In October of 2016, the Federal Communications Commission adopted rules that would require broadband Internet Service Providers (ISPs) to protect the privacy of their customers. It is argued that if this bill is signed by Donald Trump and passed in the Assembly then it would be very hard for Federal Communications Commission to pass any other bill without changing the USA bill.

"A family's personal information shouldn't go to the highest bidder and an internet connection shouldn't come with a welcome mat for companies to walk all over without your knowledge", Schumer said. She said the rule put extensive restrictions on internet service providers like Verizon and Comcast, while leaving much less strict standards in place for edge providers like Google and Facebook.

"Getting these rules was probably the biggest win in consumer privacy in years".

The Senate's resolution, which now heads to the House of Representatives for consideration, would allow broadband providers to collect and sell a "gold mine of data" about customers, said Senator Bill Nelson, a Florida Democrat. As a result, ISPs would be barred from using this data, unless the consumer consented. Republicans and industry groups have blasted that discrepancy, saying it was unfair and confusing for consumers.

Broadband providers are uniquely positioned in the Internet ecosystem, with access to vast amounts of consumer data. "We reveal who we are by where we go...and there's a lot of sophisticated targeting you can do if you know a person's internet life".

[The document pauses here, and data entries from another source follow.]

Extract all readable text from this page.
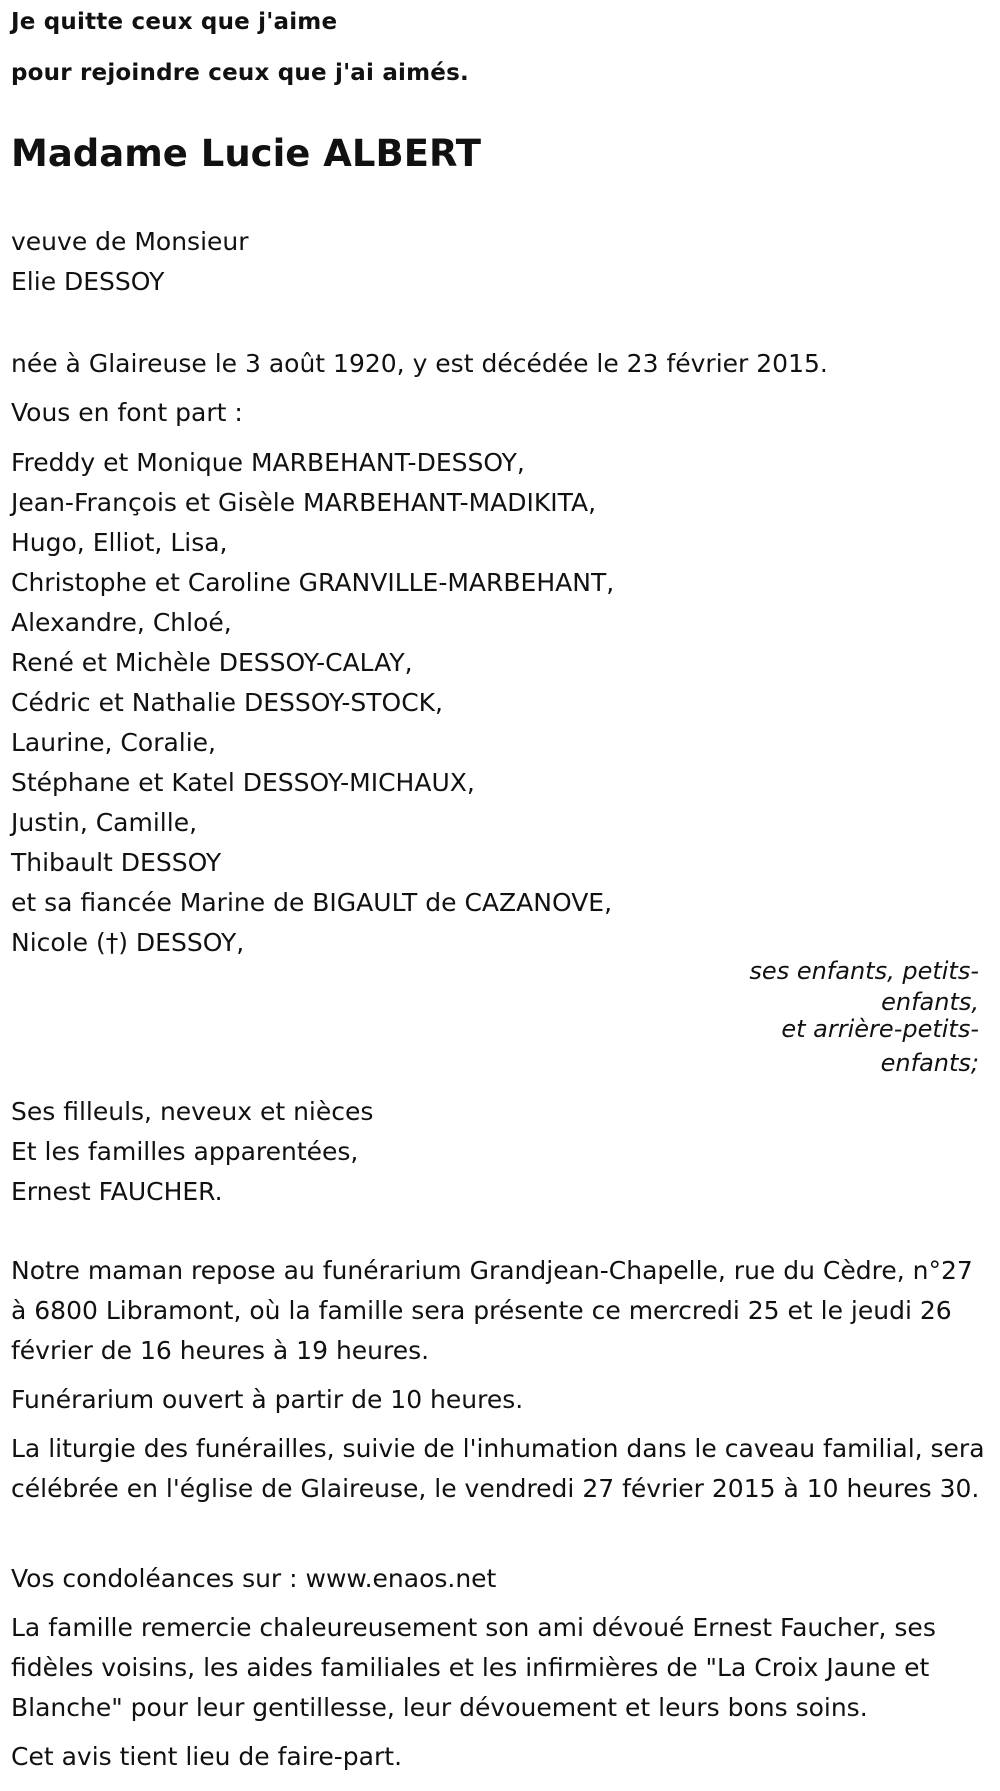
Je quitte ceux que j'aime
pour rejoindre ceux que j'ai aimés.
Madame Lucie ALBERT
veuve de Monsieur
Elie DESSOY
née à Glaireuse le 3 août 1920, y est décédée le 23 février 2015.
Vous en font part :
Freddy et Monique MARBEHANT-DESSOY,
Jean-François et Gisèle MARBEHANT-MADIKITA,
Hugo, Elliot, Lisa,
Christophe et Caroline GRANVILLE-MARBEHANT,
Alexandre, Chloé,
René et Michèle DESSOY-CALAY,
Cédric et Nathalie DESSOY-STOCK,
Laurine, Coralie,
Stéphane et Katel DESSOY-MICHAUX,
Justin, Camille,
Thibault DESSOY
et sa fiancée Marine de BIGAULT de CAZANOVE,
Nicole (†) DESSOY,
ses enfants, petits-
enfants,
et arrière-petits-
enfants;
Ses filleuls, neveux et nièces
Et les familles apparentées,
Ernest FAUCHER.
Notre maman repose au funérarium Grandjean-Chapelle, rue du Cèdre, n°27 à 6800 Libramont, où la famille sera présente ce mercredi 25 et le jeudi 26 février de 16 heures à 19 heures.
Funérarium ouvert à partir de 10 heures.
La liturgie des funérailles, suivie de l'inhumation dans le caveau familial, sera célébrée en l'église de Glaireuse, le vendredi 27 février 2015 à 10 heures 30.
Vos condoléances sur : www.enaos.net
La famille remercie chaleureusement son ami dévoué Ernest Faucher, ses fidèles voisins, les aides familiales et les infirmières de "La Croix Jaune et Blanche" pour leur gentillesse, leur dévouement et leurs bons soins.
Cet avis tient lieu de faire-part.
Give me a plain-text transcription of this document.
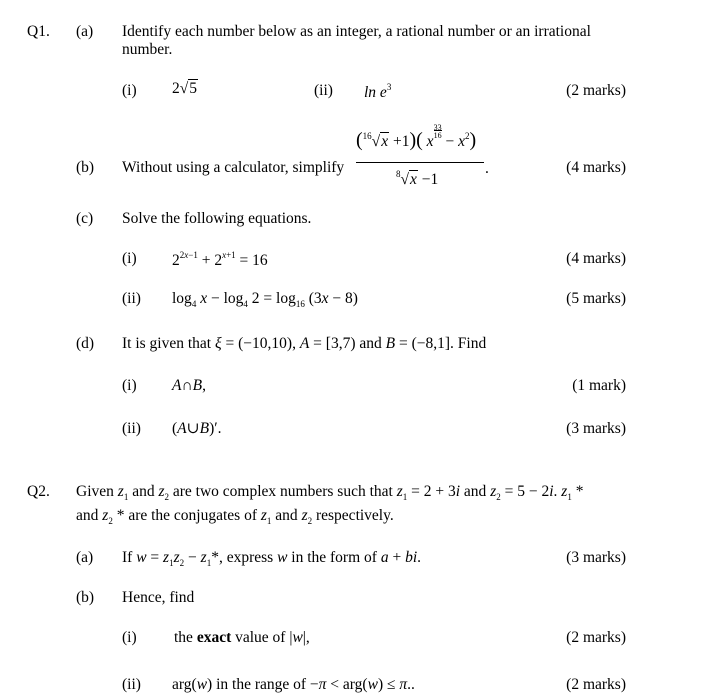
Q1. (a) Identify each number below as an integer, a rational number or an irrational
number.
(i) 2√5	(ii) $\ln e^3$	(2 marks)
(b) Without using a calculator, simplify
($^{16}$√x +1)( $x\frac{33}{16} - x^2$)
$^8$√x −1
.	(4 marks)
(c) Solve the following equations.
(i) $2^{2x-1} + 2^{x+1} = 16$	(4 marks)
(ii) $\log_4 x - \log_4 2 = \log_{16} (3x - 8)$	(5 marks)
(d) It is given that ξ = (−10,10), A = [3,7) and B = (−8,1]. Find
(i) A∩B,	(1 mark)
(ii) (A∪B)′.	(3 marks)
Q2. Given $z_1$ and $z_2$ are two complex numbers such that $z_1 = 2 + 3i$ and $z_2 = 5 - 2i$. $z_1$ *
and $z_2$ * are the conjugates of $z_1$ and $z_2$ respectively.
(a) If $w = z_1z_2 - z_1*$, express w in the form of a + bi.	(3 marks)
(b) Hence, find
(i) the exact value of |w|,	(2 marks)
(ii) arg(w) in the range of −π < arg(w) ≤ π..	(2 marks)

More news: White House releases 2005 Trump tax info ahead of TV report

Numerous social media sites like whatsApp, Facebook, Twitter already have access to your information which is easily available to these marketers, but through this policy of killing privacy rules would go one step ahead in sharing information.

These principles are based on rules created by the Federal Trade Commission, which used to be able to punish ISPs for violating customers' privacy but is prohibited from regulating common carriers. Experts say federal law still requires broadband providers to protect customer information - but it doesn't spell out how or what companies must do.

Senate Majority Leader Mitch McConnell, R-Ky., said Wednesday that the FCC's privacy regulations make "the internet an uneven playing field" and stifle innovation.

Of course the ISPs were still free and clear to use this information for their own marketing/targeting, they were not allowed to sell it without permission.

While Thursday's vote doesn't mean there are any immediate changes, the measure has been slammed by online privacy advocates. All they can do is draft new proposals, yet they cannot resemble the way things are handled right now. According to the new regulations, ISPs can now sell user data to whoever they want to.